Mobile Fire-Rescue at Forefront of Lifesaving
Jul 23rd, 2007
The following story first appeared in the Press-RegisterBy NADIA M. TAYLOR
Staff Reporter
When Mobile Fire-Rescue Capt. Eric Creel needs to administer emergency life-saving medicine to a person in cardiac arrest, he now has a new device and protocol pioneered by his department to act faster and more efficiently.
The tool is called a Vidacare EZ-IO, and it's used to inject drugs instantly into a person's body through bone marrow instead of through the more traditional intravenous route.
Mobile Fire-Rescue paramedics were used for a pilot study, and had such convincing results with the device that a new version of a protocol written and tested by them has been adopted by all Alabama paramedics, according to state authorities.
"Since we've had it in, we've had a lot of great success stories with it," said Creel, who was one of the paramedics who helped test the device out. "It has worked wonders in quite a few cases."

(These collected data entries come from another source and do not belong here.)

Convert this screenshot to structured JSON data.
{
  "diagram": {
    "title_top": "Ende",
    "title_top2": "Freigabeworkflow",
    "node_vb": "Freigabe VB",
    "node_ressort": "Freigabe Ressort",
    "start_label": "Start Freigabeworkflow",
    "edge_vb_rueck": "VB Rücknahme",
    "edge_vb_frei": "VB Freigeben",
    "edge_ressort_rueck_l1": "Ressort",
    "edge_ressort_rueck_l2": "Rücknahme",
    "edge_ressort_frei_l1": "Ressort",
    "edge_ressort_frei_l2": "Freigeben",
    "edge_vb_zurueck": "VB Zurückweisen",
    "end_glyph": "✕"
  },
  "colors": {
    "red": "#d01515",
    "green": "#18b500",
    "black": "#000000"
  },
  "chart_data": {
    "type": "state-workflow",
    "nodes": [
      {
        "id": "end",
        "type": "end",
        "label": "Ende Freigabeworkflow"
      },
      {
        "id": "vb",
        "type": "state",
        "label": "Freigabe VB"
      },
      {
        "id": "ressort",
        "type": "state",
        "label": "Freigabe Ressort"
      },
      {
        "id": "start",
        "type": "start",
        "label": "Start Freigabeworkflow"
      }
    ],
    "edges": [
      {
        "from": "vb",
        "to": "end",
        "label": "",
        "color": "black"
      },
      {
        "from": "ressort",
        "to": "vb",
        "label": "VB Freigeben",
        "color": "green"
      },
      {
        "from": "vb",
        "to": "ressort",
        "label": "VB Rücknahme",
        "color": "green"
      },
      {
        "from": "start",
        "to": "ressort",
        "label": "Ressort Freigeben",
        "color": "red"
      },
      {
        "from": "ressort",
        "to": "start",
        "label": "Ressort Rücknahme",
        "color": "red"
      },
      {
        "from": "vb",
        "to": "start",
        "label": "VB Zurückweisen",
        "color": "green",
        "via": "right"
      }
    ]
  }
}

The procedure of injecting into the bone marrow is called intraosseous infusion, commonly referred to as IO, and has been established for decades. It's used to give fluids and medications to patients at emergency scenes when it might be difficult or take too long to find a vein and administer the medicine intravenously.
But the new device works almost instantly, much more quickly than the old technique of manually grinding a port into a patient's bone.
"It's fast, and it works," said Capt. Jack Busby, a firemedic with Mobile Fire-Rescue who wrote the protocol.
Mobile Fire-Rescue trained all of their medics and conducted field tests using the Vidacare EZ-IO on 79 patients between Aug. 22, 2005, and Dec. 2, 2006.
The battery-powered device is used to place a stable port in the tibia, giving vascular access within seconds with minimal trauma to the patient, according to the company's Web site.
The port stays open, and anything that can be given intravenously, from blood to life-saving emergency medicines, can be injected through it.
"I can have one of those in and set up and be pushing medication before someone can even set up an IV bag," Busby said. The whole IO process can take as little as 12 seconds, he said.
On a person with difficult veins, setting up a traditional IV can take up to a minute or more, Creel said.
Mobile Fire-Rescue concluded the pilot study of the device in December, and presented their findings to the state Medical Control Committee of the Alabama Department of Public Health's Office of EMS & Trauma in January, Fire-Rescue spokesman Steve Huffman said.
A modification of the protocol developed by Fire-Rescue was adopted for statewide use in June, and by Oct. 1, an adult IO device will be on every advanced life support ambulance in the state, according to Dr. John Campbell, the state EMS medical director.
Part of the protocol specifies that the device is only used on very specific patients in very specific cases, Campbell said. Patients who are in cardiac arrest or who have a life- or limb-threatening condition are both examples, Campbell said.
"Or somebody who's in shock, and you've worked on them for 90 seconds and didn't have an IV, then you can go to the intraosseous route," Campbell said. "We don't want this used for somebody passed out for hypoglycemia. This is not the way to give them sugar."
But in the cases of critically injured or ill patients on whom a vein can't be found in a timely matter, the IO device can literally save a person's life, authorities said.
"I think it will make a big difference in rare cases," Campbell said. "But in those cases, it will probably be life-saving. ... On those patients, it will be really, really helpful."